In a paper published in the latest edition of Proceedings of the National Academy of Sciences (PNAS), Hannah and Stephen Alexander, professors of biological sciences in MU's College of Arts and Science, in collaboration with Gad Shaulsky and Adam Kuspa, professors at the Baylor School of Medicine, demonstrate that a model organism called “Dictyostelium discoideum” is useful for studying mechanisms of cisplatin drug sensitivity. Dictyostelium discoideum cells share many genes and biochemistry with human cells – there are more than 30,000 genes in one human cell compared with 15,000 in Dictyostelium discoideum – which simplifies the process of isolating and studying particular genes. The current study identified 400 genes that have the potential for use in improving cisplatin therapy.

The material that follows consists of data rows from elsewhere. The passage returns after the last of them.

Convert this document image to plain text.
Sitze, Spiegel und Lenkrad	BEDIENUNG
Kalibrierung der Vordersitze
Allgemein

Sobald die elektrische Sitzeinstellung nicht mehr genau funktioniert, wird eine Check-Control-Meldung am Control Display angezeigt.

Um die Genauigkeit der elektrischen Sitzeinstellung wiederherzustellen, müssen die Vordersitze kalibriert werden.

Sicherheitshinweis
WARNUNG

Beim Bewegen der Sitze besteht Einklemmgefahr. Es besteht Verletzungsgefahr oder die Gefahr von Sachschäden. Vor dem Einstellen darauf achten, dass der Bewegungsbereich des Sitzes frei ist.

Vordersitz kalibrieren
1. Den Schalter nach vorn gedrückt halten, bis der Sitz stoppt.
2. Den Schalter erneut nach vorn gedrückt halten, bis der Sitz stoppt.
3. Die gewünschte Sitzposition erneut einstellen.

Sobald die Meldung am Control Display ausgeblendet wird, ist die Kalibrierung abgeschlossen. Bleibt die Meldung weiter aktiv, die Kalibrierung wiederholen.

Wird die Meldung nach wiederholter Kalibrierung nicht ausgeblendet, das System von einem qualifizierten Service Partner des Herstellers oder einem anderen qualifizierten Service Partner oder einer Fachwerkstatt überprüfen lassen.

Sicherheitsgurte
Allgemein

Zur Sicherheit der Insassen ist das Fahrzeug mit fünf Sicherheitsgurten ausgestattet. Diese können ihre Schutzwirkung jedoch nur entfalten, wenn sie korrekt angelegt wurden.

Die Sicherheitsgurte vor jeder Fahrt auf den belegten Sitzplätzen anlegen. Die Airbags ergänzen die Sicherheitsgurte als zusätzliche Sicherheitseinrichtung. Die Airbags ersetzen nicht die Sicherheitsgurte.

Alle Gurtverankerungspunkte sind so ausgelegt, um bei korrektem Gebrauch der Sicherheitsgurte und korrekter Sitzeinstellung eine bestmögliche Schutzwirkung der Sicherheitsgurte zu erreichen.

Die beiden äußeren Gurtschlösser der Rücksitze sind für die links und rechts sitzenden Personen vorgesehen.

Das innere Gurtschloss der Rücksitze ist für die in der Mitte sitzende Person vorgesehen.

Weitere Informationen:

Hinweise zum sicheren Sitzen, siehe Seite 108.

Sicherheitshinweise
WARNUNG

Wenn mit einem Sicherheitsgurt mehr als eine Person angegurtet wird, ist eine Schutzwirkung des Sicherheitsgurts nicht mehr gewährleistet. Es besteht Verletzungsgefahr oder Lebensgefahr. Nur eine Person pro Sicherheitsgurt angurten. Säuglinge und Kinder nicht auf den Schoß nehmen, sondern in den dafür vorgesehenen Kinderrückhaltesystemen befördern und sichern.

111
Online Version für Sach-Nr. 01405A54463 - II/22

“The basic issue is that many types of cancer are treated with cisplatin,” Stephen Alexander said. “In some cases it's the best drug, and in some cases it's the only drug. Nevertheless, lots of cancers are either resistant to it or become resistant during treatment. There's a lot of work being done in developing new drugs as cancer therapies, but not many of them have come on the market yet. Since cisplatin is effective and has already been approved, why not try to make it better"”
During more than eight years of research, the Alexanders have examined why tumors become resistant to cisplatin and what, if any, biochemical pathways can be used to improve the drug's efficiency. They identified genes for sphingolipid metabolism as key to whether a tumor cell lives or dies after treatment with cisplatin. The current collaboration with the Baylor team has greatly expanded these studies.